Mais ce serait mal connaître cette Alfa Romeo. Capot qui s’ouvre tout seul en roulant, frein à main capricieux, poignée de porte qui lâche à nouveau, rétro électrique devenu manuel par pure philosophie italienne… chaque arrêt est une nouvelle surprise. Moment fort du voyage : une route inondée, à quelques centaines de mètres seulement de la destination finale. Demi-tour possible ? Non. Décision prise : on passe. Lentement. Très lentement. Le V6 respire, l’électronique survit, et l’Alfa Romeo ressort de l’eau sans encombre. Applaudissements mérités.

Une voiture imparfaite… donc parfaitement désirable

Au final, le pari est réussi. Les 100 miles sont couverts. La voiture arrive par ses propres moyens, malgré une liste de défauts longue comme un jour sans espresso. Mais c’est précisément là que réside son charme.
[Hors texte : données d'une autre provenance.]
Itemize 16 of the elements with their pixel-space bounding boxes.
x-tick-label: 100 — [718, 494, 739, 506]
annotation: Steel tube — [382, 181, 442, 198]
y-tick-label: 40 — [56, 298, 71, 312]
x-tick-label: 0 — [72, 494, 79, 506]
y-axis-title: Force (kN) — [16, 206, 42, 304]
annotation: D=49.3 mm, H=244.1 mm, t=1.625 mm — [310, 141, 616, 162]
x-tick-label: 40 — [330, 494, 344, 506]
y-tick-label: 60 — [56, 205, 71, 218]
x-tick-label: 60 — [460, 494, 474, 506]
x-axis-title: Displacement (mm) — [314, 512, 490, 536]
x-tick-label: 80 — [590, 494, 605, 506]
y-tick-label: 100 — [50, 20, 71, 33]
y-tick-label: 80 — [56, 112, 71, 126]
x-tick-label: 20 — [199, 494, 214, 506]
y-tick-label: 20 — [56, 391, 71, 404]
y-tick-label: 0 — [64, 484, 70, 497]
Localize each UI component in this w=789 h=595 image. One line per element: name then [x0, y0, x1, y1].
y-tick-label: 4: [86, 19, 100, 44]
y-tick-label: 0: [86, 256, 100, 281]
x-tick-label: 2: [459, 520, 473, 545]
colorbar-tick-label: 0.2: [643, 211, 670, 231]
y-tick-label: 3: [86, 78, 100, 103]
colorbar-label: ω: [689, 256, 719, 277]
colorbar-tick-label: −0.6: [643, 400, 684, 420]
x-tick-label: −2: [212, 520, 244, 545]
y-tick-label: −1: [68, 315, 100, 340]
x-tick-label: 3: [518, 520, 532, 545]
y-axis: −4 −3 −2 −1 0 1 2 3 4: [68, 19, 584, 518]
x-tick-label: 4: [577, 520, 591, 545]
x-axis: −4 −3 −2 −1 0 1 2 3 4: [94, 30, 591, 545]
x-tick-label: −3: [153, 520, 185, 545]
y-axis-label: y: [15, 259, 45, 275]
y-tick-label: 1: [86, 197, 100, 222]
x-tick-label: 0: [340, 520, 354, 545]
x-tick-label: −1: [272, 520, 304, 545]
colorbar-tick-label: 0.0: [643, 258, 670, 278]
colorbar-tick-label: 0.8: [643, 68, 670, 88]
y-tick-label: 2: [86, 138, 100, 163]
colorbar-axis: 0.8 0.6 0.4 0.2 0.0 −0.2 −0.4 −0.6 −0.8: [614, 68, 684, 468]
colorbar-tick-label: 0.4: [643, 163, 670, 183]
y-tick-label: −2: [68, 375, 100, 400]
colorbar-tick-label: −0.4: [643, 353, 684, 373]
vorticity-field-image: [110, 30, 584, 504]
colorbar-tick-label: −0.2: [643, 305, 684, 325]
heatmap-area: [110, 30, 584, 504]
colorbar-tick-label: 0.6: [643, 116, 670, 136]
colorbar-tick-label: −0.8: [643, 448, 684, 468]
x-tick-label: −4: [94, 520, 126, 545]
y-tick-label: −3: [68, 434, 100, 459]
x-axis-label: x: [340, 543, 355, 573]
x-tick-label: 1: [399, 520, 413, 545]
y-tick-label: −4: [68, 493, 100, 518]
Comme le rappelait Clarkson lui-même : « Le V6 Alfa Romeo est l’un des meilleurs moteurs jamais conçus. » Difficile de lui donner tort. Même dans une berline jugée “laide” à l’époque, même affublée d’une peinture improbable, la 75 dégage quelque chose que beaucoup de youngtimers plus “parfaites” ont perdu : une âme. Et comme le résume parfaitement la question posée au départ : « Qu’est-ce qui pourrait mal se passer ? »
Avec une Alfa Romeo… absolument tout. Et c’est bien pour ça qu’on l’aime.